The essays are eclectic in content and style. The iconic Merritt Parkway surfaces as central metaphor in the mini-memoir penned by Connecticut native son, Rick Moody. John Hodgman’s riff on the uniqueness of Massachusetts is delivered with the dry wit of the observational humorist. Jonathan Franzen attempts a tongue-in-cheek interview with New York State. Daphne Beal waxes nostalgic about the life “ballast” cemented by her Wisconsin childhood. Joe Sacco (Oregon) and Alison Bechdel (Vermont) employ the comic strip to tell their stories. Some entries are love songs to “the old home state,” others chronicle the immigrant experience, still others recall a temporary, but memorable sojourn to the state in question.
Despite the diversity of subject matter and tone, there are certain recurring threads. The decimation and continued isolation of the native peoples; the emergence (or exacerbation) of intrastate political and geographical polarities; concern for the environment: these oft-repeating themes demonstrate that, regardless of our individual experiences, we do—on occasion—think as one.
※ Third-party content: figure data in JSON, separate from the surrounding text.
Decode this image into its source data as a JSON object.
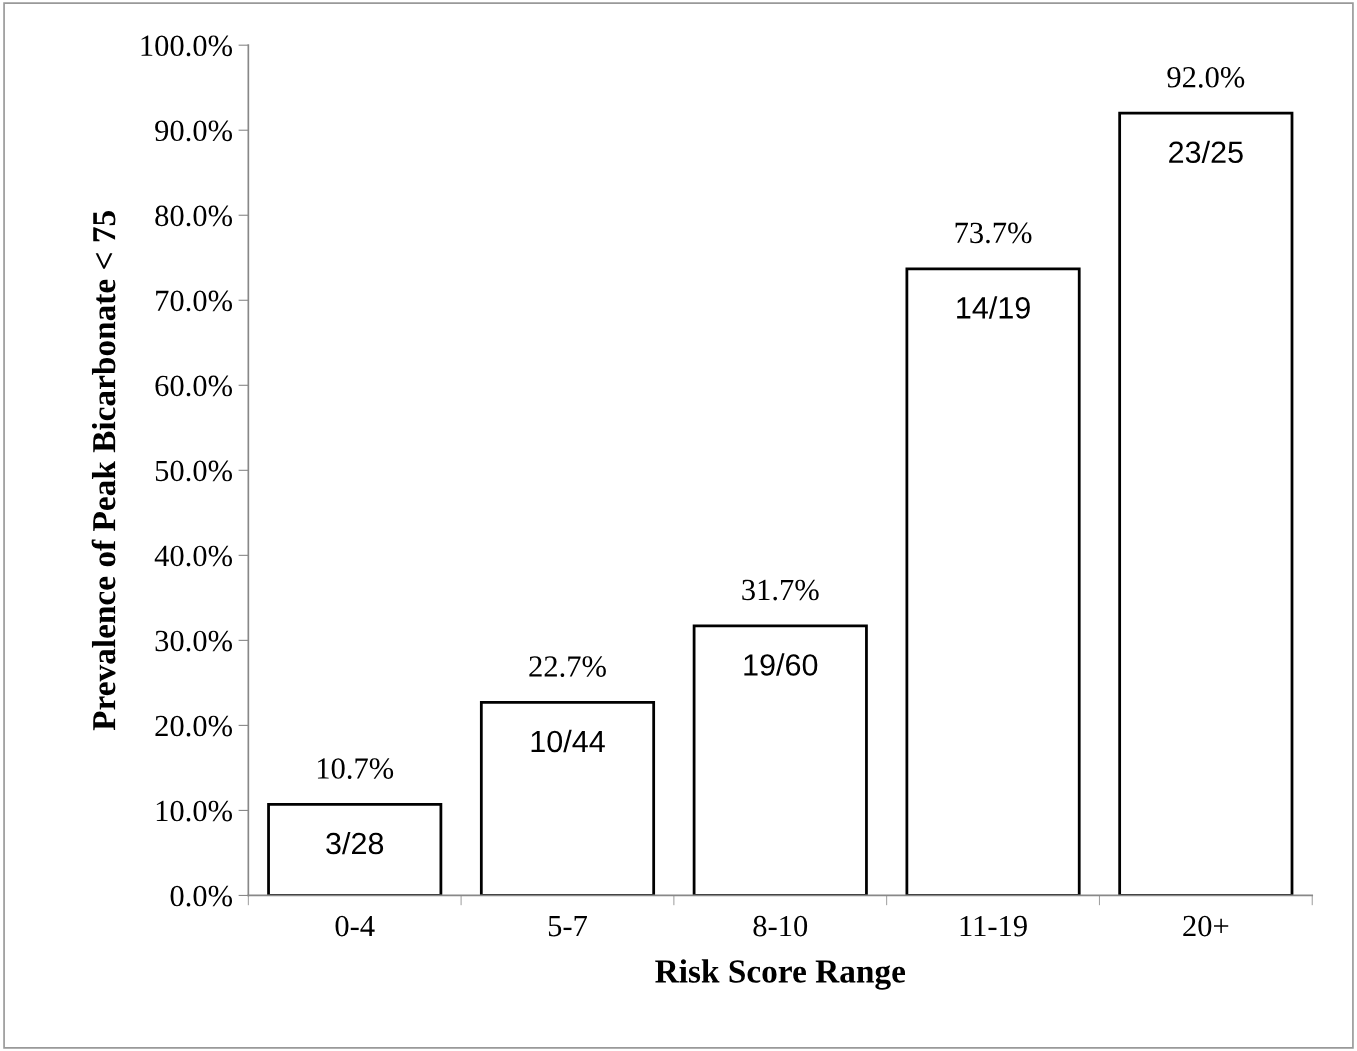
{
  "chart_data": {
    "type": "bar",
    "xlabel": "Risk Score Range",
    "ylabel": "Prevalence of Peak Bicarbonate < 75",
    "categories": [
      "0-4",
      "5-7",
      "8-10",
      "11-19",
      "20+"
    ],
    "values": [
      10.7,
      22.7,
      31.7,
      73.7,
      92.0
    ],
    "value_labels": [
      "10.7%",
      "22.7%",
      "31.7%",
      "73.7%",
      "92.0%"
    ],
    "color": "#ffffff",
    "ylim": [
      0,
      100
    ],
    "yticks": [
      {
        "value": 0,
        "label": "0.0%"
      },
      {
        "value": 10,
        "label": "10.0%"
      },
      {
        "value": 20,
        "label": "20.0%"
      },
      {
        "value": 30,
        "label": "30.0%"
      },
      {
        "value": 40,
        "label": "40.0%"
      },
      {
        "value": 50,
        "label": "50.0%"
      },
      {
        "value": 60,
        "label": "60.0%"
      },
      {
        "value": 70,
        "label": "70.0%"
      },
      {
        "value": 80,
        "label": "80.0%"
      },
      {
        "value": 90,
        "label": "90.0%"
      },
      {
        "value": 100,
        "label": "100.0%"
      }
    ],
    "grid": false,
    "legend": false,
    "annotations": [
      "3/28",
      "10/44",
      "19/60",
      "14/19",
      "23/25"
    ]
  }
}
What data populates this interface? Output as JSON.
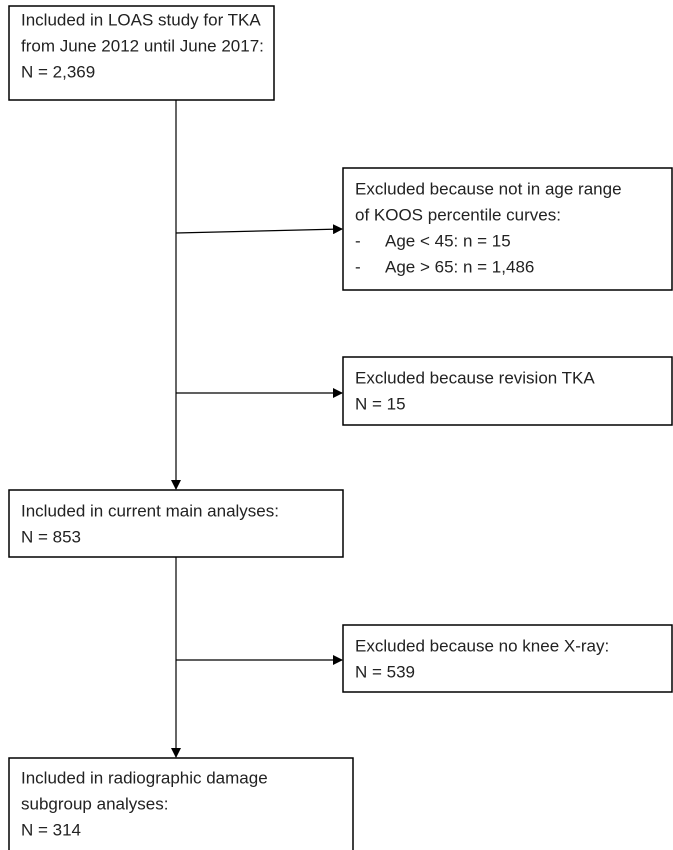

State by State is the kind of book you can swallow in a gulp, or savor state by state as the mood moves you. It would make a great book club read; if your group is feeling particularly ambitious, pair it up with Travels with Charley, Steinbeck’s 1962 classic.
Sherrill B. (Columbia City, In.)
state by state
what I liked about the book was each author knew about the state he or she was talking about. It was very informative and at the same time reminded me of an illustrated version of John Steinbeck's travels with Charlie and a book by Charles Kuralt about different regions but neither author was from the states about which they talked. I really liked the cartoons of Oregon and Vermont.The photos, in the book also. When friends and I have talked recently about a state I get my book State by State and we read about it. Also I have promised several people they can borrow my book when I am finished and read it. they are very interested in that. I highly recommend this book.
Maria P. (Washington, DC)
So many unique voices make for a fascinating view of these United States of America. And the beautiful descriptions of the land and the people inhabiting the towns and byways lend souls to these states. The sorrow that we may not be caring for the land is very evident in some of the essays, that we might need to tread a little lighter, that the stories of the past might be seen in the present and that the present is a gift and that this book is indeed a gift to us.
Eileen F. (Ephrata, WA)
State by State
State by State, a book with an essay for each state, is a literary work first, and secondly a historical work. Fifty eclectic writers have presented their assigned states with different focuses, i.e. personal, historical, comical, complimentary, and insulting.
If you enjoy the travel writings of Jack Kerouac, John Steinbeck, or Bill Bryson, this is your book. If you enjoy periodicals, such as The New Yorker or the Oxford American, this is your book.
It is a book to place next to your chair, so you can read a chapter every so often. I plan to re-read my copy in that fashion.